Achieving that target itself would have been a difficult task. But the outbreak of COVID-19 became severe from the first week of March. The pace of economic activity even in India began slowing significantly from the first week of March. The roll-out of the tax amnesty scheme, which was expected to get for the exchequer some additional revenues in the current year, could not be as smooth as was earlier expected. Now that the last date of the scheme without penalty has been extended beyond March 31, whatever little was expected by way of additional revenues will materialise only next year.
Even the reduced disinvestment target of Rs 65,000 crore in 2019-20 became elusive as the stock markets nosedived, recording a 38 per cent fall in the last six weeks. The benefit from the increase in the excise duty and cess on petroleum products, announced in the wake of a sharp drop in international crude oil prices, would only be Rs 2,000 crore in the current financial year.
Thus, the revised estimate of the government’s revenues during 2019-20 will have to undergo a significant downward revision. This will obviously put more pressure on the government to achieve the revenue targets that it had set for 2020-21. And now with the adverse impact of COVID-19 on the pace of growth, the revenue numbers projected for next year would become more difficult to achieve. If economic growth takes a hit next financial year, as is now being feared, what hope can anyone nurture of achieving a gross tax revenue growth target of 12 per cent? Disinvestment goals also look too ambitious now.
Yes, the drop in the international crude oil price will help reduce the government’s import bill and its subsidy expenditure on account of petroleum products and fertilisers. But this will be more than offset by lower tax revenues from petroleum products. With economic growth faltering, the consumption of petroleum products is expected to remain subdued. Thus, even after the increase in excise duties, the net gain may not be enough to meet the 8 per cent growth envisaged in the collection of excise on petroleum products during 2020-21.
What could the government have done under these circumstances when economic growth prospects are uncertain and the presumptions on the basis of which the Budget was framed have changed quite dramatically? What’s more, the government’s expenditure burden is likely to see a huge increase if the legitimate demands on the exchequer are to be met to provide a stimulus package to revive the economy and address the health infrastructure needs without any further delay.
A major alteration in the overall numbers of the Budget, therefore, is almost inevitable. For administrative reasons, it had perhaps become necessary to pass the Budget on Monday, before allowing the two houses of Parliament to be adjourned sine die in view of the COVID-19 outbreak and the lockdown imposed in large parts of the country. But public confidence in what the government intends to do in a crisis situation would have received a boost if the government had simultaneously announced a package of measures and given a broad outline of the consequent deviations in the Budget numbers.

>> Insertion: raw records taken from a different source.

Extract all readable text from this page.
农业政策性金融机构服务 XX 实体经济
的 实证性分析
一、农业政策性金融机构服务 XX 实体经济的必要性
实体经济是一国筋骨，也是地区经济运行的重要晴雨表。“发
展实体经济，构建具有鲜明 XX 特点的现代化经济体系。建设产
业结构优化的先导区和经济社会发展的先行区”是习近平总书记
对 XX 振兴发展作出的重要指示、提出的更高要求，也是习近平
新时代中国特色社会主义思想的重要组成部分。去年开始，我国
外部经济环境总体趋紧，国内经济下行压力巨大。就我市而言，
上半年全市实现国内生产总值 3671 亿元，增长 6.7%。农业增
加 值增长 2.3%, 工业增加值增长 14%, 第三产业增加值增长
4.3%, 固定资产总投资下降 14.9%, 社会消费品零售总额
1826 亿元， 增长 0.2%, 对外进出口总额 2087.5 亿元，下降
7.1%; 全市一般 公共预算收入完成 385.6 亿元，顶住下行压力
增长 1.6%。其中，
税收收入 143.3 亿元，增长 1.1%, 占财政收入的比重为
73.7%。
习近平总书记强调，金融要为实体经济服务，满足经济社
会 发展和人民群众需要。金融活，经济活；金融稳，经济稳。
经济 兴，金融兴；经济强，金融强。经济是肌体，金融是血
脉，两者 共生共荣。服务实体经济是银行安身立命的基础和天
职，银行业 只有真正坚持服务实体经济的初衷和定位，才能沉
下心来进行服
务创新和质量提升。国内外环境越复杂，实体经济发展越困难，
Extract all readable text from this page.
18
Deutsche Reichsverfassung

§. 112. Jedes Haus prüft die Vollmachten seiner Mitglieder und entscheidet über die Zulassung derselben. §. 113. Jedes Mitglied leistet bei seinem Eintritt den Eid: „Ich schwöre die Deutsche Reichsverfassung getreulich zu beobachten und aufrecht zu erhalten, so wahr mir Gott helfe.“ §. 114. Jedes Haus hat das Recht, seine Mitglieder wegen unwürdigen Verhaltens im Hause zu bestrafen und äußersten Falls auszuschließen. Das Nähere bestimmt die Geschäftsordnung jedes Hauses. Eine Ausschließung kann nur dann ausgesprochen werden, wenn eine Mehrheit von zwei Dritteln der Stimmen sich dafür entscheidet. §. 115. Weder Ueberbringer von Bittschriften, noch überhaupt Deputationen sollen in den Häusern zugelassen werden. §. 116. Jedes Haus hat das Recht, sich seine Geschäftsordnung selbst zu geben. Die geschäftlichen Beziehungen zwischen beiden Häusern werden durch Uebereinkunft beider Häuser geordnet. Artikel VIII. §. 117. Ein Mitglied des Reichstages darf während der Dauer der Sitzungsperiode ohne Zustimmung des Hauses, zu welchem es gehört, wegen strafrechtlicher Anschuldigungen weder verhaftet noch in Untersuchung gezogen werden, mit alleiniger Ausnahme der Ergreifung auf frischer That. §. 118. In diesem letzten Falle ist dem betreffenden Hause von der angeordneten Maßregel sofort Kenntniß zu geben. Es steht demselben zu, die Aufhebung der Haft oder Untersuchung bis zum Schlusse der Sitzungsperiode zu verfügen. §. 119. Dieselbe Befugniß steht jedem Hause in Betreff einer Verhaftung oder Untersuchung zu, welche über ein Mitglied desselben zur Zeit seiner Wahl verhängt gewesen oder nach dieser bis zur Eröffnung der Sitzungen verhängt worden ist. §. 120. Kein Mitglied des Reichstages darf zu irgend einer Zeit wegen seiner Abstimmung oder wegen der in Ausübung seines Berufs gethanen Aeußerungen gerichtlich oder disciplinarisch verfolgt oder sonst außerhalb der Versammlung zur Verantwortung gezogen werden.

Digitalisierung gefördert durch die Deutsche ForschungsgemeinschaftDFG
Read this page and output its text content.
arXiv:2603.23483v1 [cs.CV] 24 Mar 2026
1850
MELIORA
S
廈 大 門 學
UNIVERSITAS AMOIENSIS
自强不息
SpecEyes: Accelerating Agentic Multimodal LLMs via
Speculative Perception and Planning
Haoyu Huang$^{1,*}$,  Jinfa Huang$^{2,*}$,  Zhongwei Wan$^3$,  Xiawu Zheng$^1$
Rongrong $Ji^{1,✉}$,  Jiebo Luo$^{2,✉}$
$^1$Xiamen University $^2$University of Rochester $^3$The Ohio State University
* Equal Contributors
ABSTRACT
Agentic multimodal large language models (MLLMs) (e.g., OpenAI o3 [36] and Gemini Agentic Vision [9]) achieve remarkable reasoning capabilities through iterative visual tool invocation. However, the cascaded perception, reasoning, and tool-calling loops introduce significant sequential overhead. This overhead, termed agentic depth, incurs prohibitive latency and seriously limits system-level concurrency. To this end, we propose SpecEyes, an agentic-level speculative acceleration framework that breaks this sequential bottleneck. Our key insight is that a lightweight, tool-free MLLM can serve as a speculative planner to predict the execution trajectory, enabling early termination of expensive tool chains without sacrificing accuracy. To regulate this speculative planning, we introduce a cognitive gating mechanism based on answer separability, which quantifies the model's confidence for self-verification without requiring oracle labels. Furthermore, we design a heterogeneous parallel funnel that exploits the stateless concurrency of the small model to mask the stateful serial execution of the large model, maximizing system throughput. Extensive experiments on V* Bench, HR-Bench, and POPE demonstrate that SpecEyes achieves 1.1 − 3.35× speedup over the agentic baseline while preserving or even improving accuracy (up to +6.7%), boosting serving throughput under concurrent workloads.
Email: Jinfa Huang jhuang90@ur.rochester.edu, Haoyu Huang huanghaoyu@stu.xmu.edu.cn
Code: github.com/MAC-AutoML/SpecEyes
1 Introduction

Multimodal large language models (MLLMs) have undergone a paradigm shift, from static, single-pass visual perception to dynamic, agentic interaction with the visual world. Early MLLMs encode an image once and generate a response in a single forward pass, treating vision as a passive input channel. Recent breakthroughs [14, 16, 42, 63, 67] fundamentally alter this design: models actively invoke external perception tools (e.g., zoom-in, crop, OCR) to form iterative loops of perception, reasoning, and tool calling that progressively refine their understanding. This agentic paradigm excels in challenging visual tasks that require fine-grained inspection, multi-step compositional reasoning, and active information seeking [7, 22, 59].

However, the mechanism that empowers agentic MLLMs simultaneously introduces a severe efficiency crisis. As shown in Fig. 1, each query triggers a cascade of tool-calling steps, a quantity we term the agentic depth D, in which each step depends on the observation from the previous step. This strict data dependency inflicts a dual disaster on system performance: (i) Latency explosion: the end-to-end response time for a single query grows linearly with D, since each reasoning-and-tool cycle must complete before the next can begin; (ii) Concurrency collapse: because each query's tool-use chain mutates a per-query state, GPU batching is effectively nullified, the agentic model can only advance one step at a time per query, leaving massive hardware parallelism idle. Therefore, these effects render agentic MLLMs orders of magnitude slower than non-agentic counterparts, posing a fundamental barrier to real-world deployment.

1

This is also an occasion for the Fifteenth Finance Commission, which is expected to submit its final report by the end of October, to deliberate on what kind of financial accommodation the Centre and the states need to plan for to meet the challenges of the health calamity that confronts the country. COVID-19 will cause no less a disruption to the economy than the Goods and Services Tax (GST) has done. The Commission had been specifically asked to evaluate the impact of the GST on government finances and make necessary recommendations. The government should now ask the Commission to examine what further steps need to be taken in view of the impact of Coronavirus on the economy and government finances.